I remember V6 used to let you create an object by the string of the ProgId--I'm not sure that's the technique I'm looking for, but it's an example of a language that didn't need a project reference to use a dll.
EDIT: Here is a link to the conference. Sorry I don't have the exact quote or minute in the presenation, I'm going by memory.
It's not the using statement itself that is bad - it's if you get too many of them.
A statement such as using System;
is rarely a problem in itself, but if you have lots (I'd say more than 3-6, depending on which ones) in the same code file, it could be an indication of tight coupling.
You could just as well apply a similar rule of thumb to the number of references in a project itself.

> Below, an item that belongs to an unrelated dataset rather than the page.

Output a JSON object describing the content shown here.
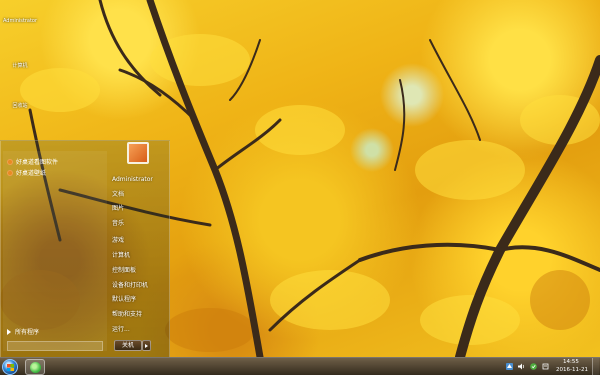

The solution to tight coupling is programming to interfaces and Dependency Injection (DI).
The ProgId way of doing things that you can remember from VB was simply COM in action. In essence, you used that ProgId to get a reference to an instance that implemented the desired interface. The downside was that this only worked when the COM object was universally registered. Remember dll hell?
You can still apply the same principle using certain flavors of DI, only that now the interface is a .NET type and not defined in IDL, and you need some sort of DI Container to supply the concrete implementation.